As technology and innovation continue to develop, so do the ingenious ideas of young students growing up in today’s fast-paced culture. On a national scale, education systems continue to evolve to meet the rapid pace of creativity and intellectual development students are moving at today. Even on a local scale, developing ideas and innovating them into reality is a central component in one of today’s hottest educational trends: Makerspaces.
PHOTOGRAPHY by Rebecca Knowles
The faint scent of burnt wood fills the air in one room of the Baldwin Center for Innovation and Collaboration on the campus of All Saints Academy. Two large laser cutters have been going nonstop for hours, bringing student designs to reality on cardboard, foam core, and wood. Students design prototypes on Rhino, a Computer Assisted Design (CAD) software, then send the files to the laser cutter. In the next room, 3D printers hum as they transform files designed by students in Fusion 360 into tangible objects.
Reminiscent of woodshops of years past, today’s Makerspaces contain equipment and tools needed to build and create. The facility at All Saints contains drill presses; saws; clamps; every size and type of nut, bolt, and screw imaginable; and much more. Today’s Makerspaces also contain state-of-the-art electronic components like arduinos, sensors of all types, LED lights, and other technical and electronic components students can use to create virtually anything they can imagine. Anchoring these elements are the high-tech laser cutters and 3D printers mentioned earlier.

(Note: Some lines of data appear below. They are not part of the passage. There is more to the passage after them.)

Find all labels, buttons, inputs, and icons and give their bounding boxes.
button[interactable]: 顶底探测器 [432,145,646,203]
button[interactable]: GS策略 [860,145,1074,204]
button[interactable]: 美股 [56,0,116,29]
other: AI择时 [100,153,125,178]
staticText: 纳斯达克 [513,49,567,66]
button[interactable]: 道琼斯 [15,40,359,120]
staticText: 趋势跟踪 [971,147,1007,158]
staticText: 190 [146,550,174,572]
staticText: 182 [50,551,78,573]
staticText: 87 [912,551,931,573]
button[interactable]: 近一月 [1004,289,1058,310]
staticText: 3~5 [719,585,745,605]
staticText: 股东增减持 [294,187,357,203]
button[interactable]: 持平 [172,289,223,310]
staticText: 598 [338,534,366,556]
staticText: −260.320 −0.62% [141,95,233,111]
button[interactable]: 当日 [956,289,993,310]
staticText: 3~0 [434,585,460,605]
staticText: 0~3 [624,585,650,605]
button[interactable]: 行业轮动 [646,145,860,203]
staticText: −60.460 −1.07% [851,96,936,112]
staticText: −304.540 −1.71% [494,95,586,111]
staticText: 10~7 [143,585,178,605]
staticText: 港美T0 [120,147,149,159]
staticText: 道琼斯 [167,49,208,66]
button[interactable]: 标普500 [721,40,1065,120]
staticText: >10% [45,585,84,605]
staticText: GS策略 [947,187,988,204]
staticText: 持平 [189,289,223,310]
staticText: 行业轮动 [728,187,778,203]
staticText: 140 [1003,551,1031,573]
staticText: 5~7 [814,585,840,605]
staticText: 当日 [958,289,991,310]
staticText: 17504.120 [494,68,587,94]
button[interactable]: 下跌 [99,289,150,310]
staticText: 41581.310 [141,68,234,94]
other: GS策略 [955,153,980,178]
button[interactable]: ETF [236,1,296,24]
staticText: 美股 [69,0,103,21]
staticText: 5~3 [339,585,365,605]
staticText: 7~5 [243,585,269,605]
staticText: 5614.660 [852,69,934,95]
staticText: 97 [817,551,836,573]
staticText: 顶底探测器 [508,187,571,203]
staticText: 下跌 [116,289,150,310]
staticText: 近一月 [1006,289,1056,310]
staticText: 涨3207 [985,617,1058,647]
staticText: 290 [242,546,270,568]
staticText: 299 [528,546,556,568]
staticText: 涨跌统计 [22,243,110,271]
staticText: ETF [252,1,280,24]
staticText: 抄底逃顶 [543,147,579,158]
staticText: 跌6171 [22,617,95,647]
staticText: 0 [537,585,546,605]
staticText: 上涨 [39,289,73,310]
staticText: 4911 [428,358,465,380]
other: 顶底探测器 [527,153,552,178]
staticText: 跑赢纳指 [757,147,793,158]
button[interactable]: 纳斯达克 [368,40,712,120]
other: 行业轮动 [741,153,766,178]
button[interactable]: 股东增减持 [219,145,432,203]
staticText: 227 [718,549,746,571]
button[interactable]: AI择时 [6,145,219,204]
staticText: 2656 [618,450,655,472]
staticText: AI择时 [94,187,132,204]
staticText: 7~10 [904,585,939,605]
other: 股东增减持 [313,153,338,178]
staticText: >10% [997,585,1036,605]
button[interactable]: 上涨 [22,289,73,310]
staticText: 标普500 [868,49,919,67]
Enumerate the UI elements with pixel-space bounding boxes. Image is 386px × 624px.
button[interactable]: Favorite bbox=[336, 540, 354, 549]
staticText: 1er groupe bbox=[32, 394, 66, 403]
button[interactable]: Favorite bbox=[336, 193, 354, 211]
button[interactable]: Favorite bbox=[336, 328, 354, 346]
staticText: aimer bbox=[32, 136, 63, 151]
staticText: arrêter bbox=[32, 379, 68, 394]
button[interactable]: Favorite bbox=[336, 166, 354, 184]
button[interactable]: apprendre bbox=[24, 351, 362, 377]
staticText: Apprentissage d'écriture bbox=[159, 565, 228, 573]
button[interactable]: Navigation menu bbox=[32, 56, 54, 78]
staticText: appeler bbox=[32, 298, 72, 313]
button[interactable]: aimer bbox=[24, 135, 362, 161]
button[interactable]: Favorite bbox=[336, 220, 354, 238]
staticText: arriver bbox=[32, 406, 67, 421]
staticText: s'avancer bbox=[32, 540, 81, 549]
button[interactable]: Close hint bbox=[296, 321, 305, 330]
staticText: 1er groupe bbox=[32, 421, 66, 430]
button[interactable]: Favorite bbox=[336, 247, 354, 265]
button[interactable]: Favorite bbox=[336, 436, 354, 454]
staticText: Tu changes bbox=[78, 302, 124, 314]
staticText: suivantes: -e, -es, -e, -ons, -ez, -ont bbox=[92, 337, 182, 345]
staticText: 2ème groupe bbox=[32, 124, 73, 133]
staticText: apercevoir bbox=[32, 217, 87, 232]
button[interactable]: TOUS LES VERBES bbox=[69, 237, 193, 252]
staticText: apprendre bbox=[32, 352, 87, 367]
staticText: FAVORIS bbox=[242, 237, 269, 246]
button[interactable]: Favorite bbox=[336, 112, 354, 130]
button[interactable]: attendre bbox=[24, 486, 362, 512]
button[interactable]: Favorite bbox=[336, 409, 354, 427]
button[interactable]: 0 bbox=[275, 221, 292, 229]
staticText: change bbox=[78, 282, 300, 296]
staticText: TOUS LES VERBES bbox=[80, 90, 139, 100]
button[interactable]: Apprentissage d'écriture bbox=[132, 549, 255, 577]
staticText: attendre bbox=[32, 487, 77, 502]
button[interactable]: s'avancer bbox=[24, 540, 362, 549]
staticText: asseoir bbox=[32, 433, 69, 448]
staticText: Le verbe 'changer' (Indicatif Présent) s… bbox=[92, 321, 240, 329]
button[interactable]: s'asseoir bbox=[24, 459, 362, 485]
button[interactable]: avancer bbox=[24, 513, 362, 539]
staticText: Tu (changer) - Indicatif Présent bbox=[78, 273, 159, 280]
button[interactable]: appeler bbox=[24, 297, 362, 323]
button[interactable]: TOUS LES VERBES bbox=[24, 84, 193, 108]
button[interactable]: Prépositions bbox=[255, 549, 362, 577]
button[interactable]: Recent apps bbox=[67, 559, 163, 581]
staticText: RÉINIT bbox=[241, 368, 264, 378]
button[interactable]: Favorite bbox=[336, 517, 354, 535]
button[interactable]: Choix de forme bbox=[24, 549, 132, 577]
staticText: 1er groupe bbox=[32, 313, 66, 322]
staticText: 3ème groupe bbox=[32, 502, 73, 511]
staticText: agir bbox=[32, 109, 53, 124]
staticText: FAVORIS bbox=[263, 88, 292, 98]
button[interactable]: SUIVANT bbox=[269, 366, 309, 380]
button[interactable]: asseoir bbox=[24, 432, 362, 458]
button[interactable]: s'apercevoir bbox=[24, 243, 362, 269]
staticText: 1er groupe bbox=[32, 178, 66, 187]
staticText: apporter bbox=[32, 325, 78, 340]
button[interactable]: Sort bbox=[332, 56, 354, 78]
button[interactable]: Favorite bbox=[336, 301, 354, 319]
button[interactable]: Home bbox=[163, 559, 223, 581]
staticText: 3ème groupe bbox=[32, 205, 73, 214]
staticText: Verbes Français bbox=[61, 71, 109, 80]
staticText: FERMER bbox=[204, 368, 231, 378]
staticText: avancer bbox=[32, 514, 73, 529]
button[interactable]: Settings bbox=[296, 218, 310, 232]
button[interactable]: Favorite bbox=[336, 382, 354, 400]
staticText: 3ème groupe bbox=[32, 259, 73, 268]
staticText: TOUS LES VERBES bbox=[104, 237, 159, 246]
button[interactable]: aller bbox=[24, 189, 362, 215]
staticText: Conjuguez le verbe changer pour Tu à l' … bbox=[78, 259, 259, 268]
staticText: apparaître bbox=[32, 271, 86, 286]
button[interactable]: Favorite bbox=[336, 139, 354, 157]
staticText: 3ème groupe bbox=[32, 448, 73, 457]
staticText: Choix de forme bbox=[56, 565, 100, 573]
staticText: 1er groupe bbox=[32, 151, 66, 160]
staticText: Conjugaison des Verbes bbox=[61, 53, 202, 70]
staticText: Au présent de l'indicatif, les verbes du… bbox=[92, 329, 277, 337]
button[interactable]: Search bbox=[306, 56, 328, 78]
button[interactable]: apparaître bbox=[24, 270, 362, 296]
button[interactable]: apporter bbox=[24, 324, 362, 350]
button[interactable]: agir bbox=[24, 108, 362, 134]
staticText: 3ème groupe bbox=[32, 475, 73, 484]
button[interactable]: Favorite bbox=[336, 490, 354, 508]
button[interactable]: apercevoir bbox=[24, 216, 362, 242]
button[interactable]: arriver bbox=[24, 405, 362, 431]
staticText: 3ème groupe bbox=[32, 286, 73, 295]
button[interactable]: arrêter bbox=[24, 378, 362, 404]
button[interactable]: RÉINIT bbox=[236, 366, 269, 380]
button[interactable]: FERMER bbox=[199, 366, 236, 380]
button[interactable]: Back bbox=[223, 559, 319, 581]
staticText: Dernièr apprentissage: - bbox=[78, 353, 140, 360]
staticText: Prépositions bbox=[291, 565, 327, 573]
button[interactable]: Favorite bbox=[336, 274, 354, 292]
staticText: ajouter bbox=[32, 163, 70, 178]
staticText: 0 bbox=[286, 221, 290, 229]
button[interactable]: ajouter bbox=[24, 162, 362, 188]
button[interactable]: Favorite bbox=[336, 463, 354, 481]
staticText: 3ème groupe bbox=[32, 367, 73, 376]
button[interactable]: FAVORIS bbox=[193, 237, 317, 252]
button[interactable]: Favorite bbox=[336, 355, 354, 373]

With many schools building Makerspaces, another hot topic is how to utilize these top-of-the-line facilities to elicit student growth and enhance learning. All Saints Academy has answered this question in their Upper School with Innovation Studios, a program developed in partnership with NuVu Studios, an innovation school in Cambridge, Massachusetts. Innovation Studios, a required course for all ninth- to 12th-grade students each semester, begins with the introduction of an open-ended real-world topic or problem. Students research the topic and then brainstorm innovations to enhance it or solve a problem associated with it. From there, projects are developed and worked on throughout the semester, in a pedagogy closely resembling the architecture studio model. This includes iteration, critique, more iteration, and presentation components. Students develop rough prototypes using cardboard and tape, and refine them into working models and final products through discussions and feedback from coaches and experts.
In addition to giving students hands-on experience with tools, technical skills, and programs used by professionals, Innovation Studios focuses on developing “soft skills,” which are essential for success in the real world. These are the skills businesspeople want to see in their employees: the ability to think independently, communicate effectively, and synthesize feedback, among others. These skills are often hard to define and even harder to teach. Innovation Studios focuses on what All Saints has developed as the New Basics: creative problem-solving, collaboration, innovation, iteration, synthesis of critique, empathy, tech and media literacy, documentation, and presentation. Student growth and progress in these areas are assessed multiple times throughout the semester, using a rubric.
Each semester, Innovation Studios culminates with an exhibition, where students display their final iterations, along with details about the process. This public event allows the students to receive feedback from the community and also practice their presentation skills on a large scale. Following the exhibition, the students create portfolio posts that are uploaded to the NuVu portal. These public posts can be submitted to competitions or to colleges as work samples and portfolios. After four years, students will have been in eight different studios, and have a portfolio with eight different projects, showcasing their growth and development throughout high school.
Working in the Makerspace, using the high-tech equipment has been exciting and eye-opening for students and teachers alike. Those who were more tech-savvy immediately embraced the opportunity, while others took longer to warm up to the concepts. With three semesters under their belts now, however, all students are developing the skills needed to bring their ideas to reality. Learning alongside the students, the ASA faculty has also embraced the new technology. Outside of Innovation Studios, Rhino and Fusion software are being introduced in other classes to teach mathematical concepts, and brainstorming and rapid prototyping are being used to bring difficult concepts to life in hands-on experiences. Teachers have even been using the laser cutters and 3D printers to create challenge boxes and other teaching implements for their classes. The purposeful use of the Makerspace through Innovation Studios has proven to have far-reaching results across campus.
Makerspaces have been starting to make their way into Polk County for a few years now. In addition to the building at All Saints Academy, similar spaces can be found at Florida Polytechnic University, where they have rooms full of 3D printers and other equipment, all available for student use. In the public schools, 3D printers are becoming more available to students. At Lake Region High School, for example, biology teacher Donald Bush uses 3D printers with his students as they study DNA and create models. As the 3D printers become more affordable and more people know how to use them, students will have more opportunities to interact with them and create anything they can imagine.